Os investigadores apreenderam inúmeras planilhas e telas que indicam um sistema informatizado de propina no qual os pagamentos e seus destinatários são ocultados por codinomes e senhas, sempre relacionado a altos valores, tanto em reais quanto em dólares e euros.
"A menção a 'lançamentos', 'saldos', 'liquidação' e 'obras' não deixa qualquer margem para interpretação diversa: trata-se de contabilidade paralela, destinada a embasar pagamentos de vantagens indevidas pelo grupo", diz relatório da PF.
O sistema eletrônico contava até mesmo com um balanço de todas as contas paralelas geridas pelo Setor de Operações Estruturadas.

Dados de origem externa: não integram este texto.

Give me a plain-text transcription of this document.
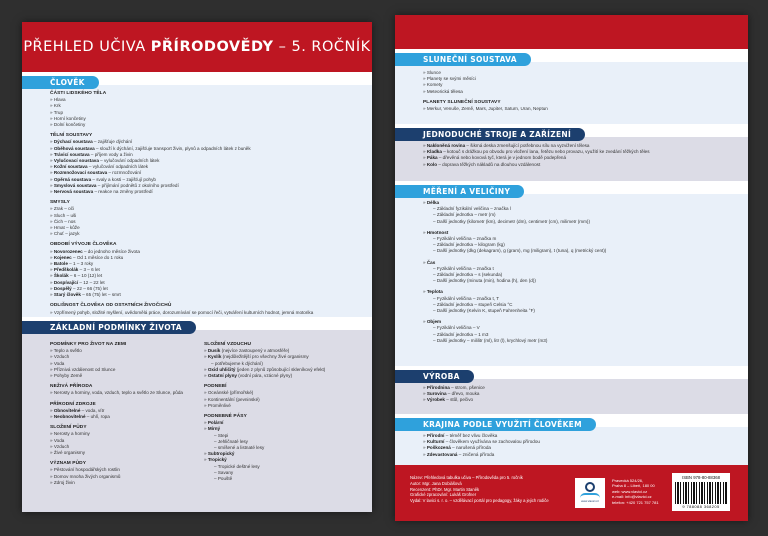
PŘEHLED UČIVA PŘÍRODOVĚDY – 5. ROČNÍK
ČLOVĚK
ČÁSTI LIDSKÉHO TĚLA
» Hlava
» Krk
» Trup
» Horní končetiny
» Dolní končetiny
TĚLNÍ SOUSTAVY
» Dýchací soustava – zajišťuje dýchání
» Oběhová soustava – slouží k dýchání, zajišťuje transport živin, plynů a odpadních látek z buněk
» Trávicí soustava – příjem vody a živin
» Vylučovací soustava – vylučování odpadních látek
» Kožní soustava – vylučování odpadních látek
» Rozmnožovací soustava – rozmnožování
» Opěrná soustava – svaly a kosti – zajišťují pohyb
» Smyslová soustava – přijímání podnětů z okolního prostředí
» Nervová soustava – reakce na změny prostředí
SMYSLY
» Zrak – oči
» Sluch – uši
» Čich – nos
» Hmat – kůže
» Chuť – jazyk
OBDOBÍ VÝVOJE ČLOVĚKA
» Novorozenec – do jednoho měsíce života
» Kojenec – Od 1 měsíce do 1 roku
» Batole – 1 – 3 roky
» Předškolák – 3 – 6 let
» Školák – 6 – 10 (12) let
» Dospívající – 12 – 22 let
» Dospělý – 22 – 66 (75) let
» Starý člověk – 65 (75) let – smrt
ODLIŠNOST ČLOVĚKA OD OSTATNÍCH ŽIVOČICHŮ
» Vzpřímený pohyb, složité myšlení, uvědomělá práce, dorozumívání se pomocí řeči, vytváření kulturních hodnot, jemná motorika
ZÁKLADNÍ PODMÍNKY ŽIVOTA
PODMÍNKY PRO ŽIVOT NA ZEMI
» Teplo a světlo
» Vzduch
» Voda
» Příznivá vzdálenost od Slunce
» Pohyby Země
NEŽIVÁ PŘÍRODA
» Nerosty a horniny, voda, vzduch, teplo a světlo ze Slunce, půda
PŘÍRODNÍ ZDROJE
» Obnovitelné – voda, vítr
» Neobnovitelné – uhlí, ropa
SLOŽENÍ PŮDY
» Nerosty a horniny
» Voda
» Vzduch
» Živé organismy
VÝZNAM PŮDY
» Pěstování hospodářských rostlin
» Domov mnoha živých organismů
» Zdroj živin
SLOŽENÍ VZDUCHU
» Dusík (nejvíce zastoupený v atmosféře)
» Kyslík (nejdůležitější pro všechny živé organismy
– potřebujeme k dýchání)
» Oxid uhličitý (jeden z plynů způsobující skleníkový efekt)
» Ostatní plyny (vodní pára, vzácné plyny)
PODNEBÍ
» Oceánské (přímořské)
» Kontinentální (pevninské)
» Proměnlivé
PODNEBNÉ PÁSY
» Polární
» Mírný
– Stepi
– Jehličnaté lesy
– smíšené a listnaté lesy
» Subtropický
» Tropický
– Tropické deštné lesy
– Savany
– Pouště
SLUNEČNÍ SOUSTAVA
» Slunce
» Planety se svými měsíci
» Komety
» Meteorická tělesa
PLANETY SLUNEČNÍ SOUSTAVY
» Merkur, Venuše, Země, Mars, Jupiter, Saturn, Uran, Neptun
JEDNODUCHÉ STROJE A ZAŘÍZENÍ
» Nakloněná rovina – šikmá deska zmenšující potřebnou sílu na vyzvižení tělesa
» Kladka – kotouč s drážkou po obvodu pro vložení lana, řetězu nebo provazu, využití ke zvedání těžkých těles
» Páka – dřevěná nebo kovová tyč, která je v jednom bodě podepřená
» Kolo – doprava těžkých nákladů na dlouhou vzdálenost
MĚŘENÍ A VELIČINY
» Délka
– Základní fyzikální veličina – značka l
– Základní jednotka – metr (m)
– Další jednotky (kilometr (km), decimetr (dm), centimetr (cm), milimetr (mm))
» Hmotnost
– Fyzikální veličina – značka m
– Základní jednotka – kilogram (kg)
– Další jednotky (dkg (dekagram), g (gram), mg (miligram), t (tuna), q (metrický cent))
» Čas
– Fyzikální veličina – značka t
– Základní jednotka – s (sekunda)
– Další jednotky (minuta (min), hodina (h), den (d))
» Teplota
– Fyzikální veličina – značka t, T
– Základní jednotka – stupeň Celsia °C
– Další jednotky (Kelvin K, stupeň Fahrenheita °F)
» Objem
– Fyzikální veličina – V
– Základní jednotka – 1 m3
– Další jednotky – mililitr (ml), litr (l), krychlový metr (m3)
VÝROBA
» Přírodnina – strom, pšenice
» Surovina – dřevo, mouka
» Výrobek – stůl, pečivo
KRAJINA PODLE VYUŽITÍ ČLOVĚKEM
» Přírodní – téměř bez vlivu člověka
» Kulturní – člověkem využívána se zachovalou přírodou
» Poškozená – narušená příroda
» Zdevastovaná – zničená příroda
Název: Přehledová tabulka učiva – Přírodověda pro 5. ročník
Autor: Mgr. Jana Dobiášová
Recenzent: PhDr. Mgr. Martin Staněk
Grafické zpracování: Lukáš Grofner
Vydal: V lavici s. r. o. – vzdělávací portál pro pedagogy, žáky a jejich rodiče	www.vlavici.cz
Pravecká 524/26,
Praha 8 – Libeň, 180 00
web: www.vlavici.cz
e-mail: info@vlavici.cz
telefon: +420 721 757 781
ISBN 978-80-88368
9 788088 368205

Apenas uma dessas contas registrava o saldo de R$ 65 milhões em novembro de 2015. Tais contas eram também abastecidas com dinheiro de contas da Odebrecht no exterior.
Essa não é a primeira vez que a área de TI aparece na investigação da Lava Jato no Grupo Odebrecht.
No começo de março, a área de TI da companhia não cumpriu uma ordem judicial para entregar cópia de todas mensagens de e-mail relacionadas à conta de "mbahia", utilizada por Marcelo Odebrecht, presidente da organização, preso desde junho de 2015.
A justificativa apresentada, segundo a Folha de S. Paulo, foi a de que a conta de e-mail "sumiu" e não pode ser recuperada por falta de backup nos servidores do grupo Odebrecht.
De acordo com a explicação dada por executivos da TI da companhia, os dados de e-mails são automaticamente excluídos quando alguém se desliga da Odebrecht, sem que o setor de recursos humanos notifique o setor de tecnologia.
O backup só seria feito para e-mails com até 3 GB, enquanto contas com mais de 10 GB não têm backup. A explicação, no entanto, não faz sentido, pois quanto mais alto é o cargo de responsabilidade dos executivos, maior costuma ser o espaço de armazenamento dos e-mails.
Na Odebrecht, outras duas contas também sumiram dos registros. Elas pertencem a Fernando Migliaccio e Hilberto Mascarenhas – executivos suspeitos de serem os operadores das offshores que fizeram pagamentos ao marqueteiro João Santana e a executivos da Petrobras em contas secretas na Suíça.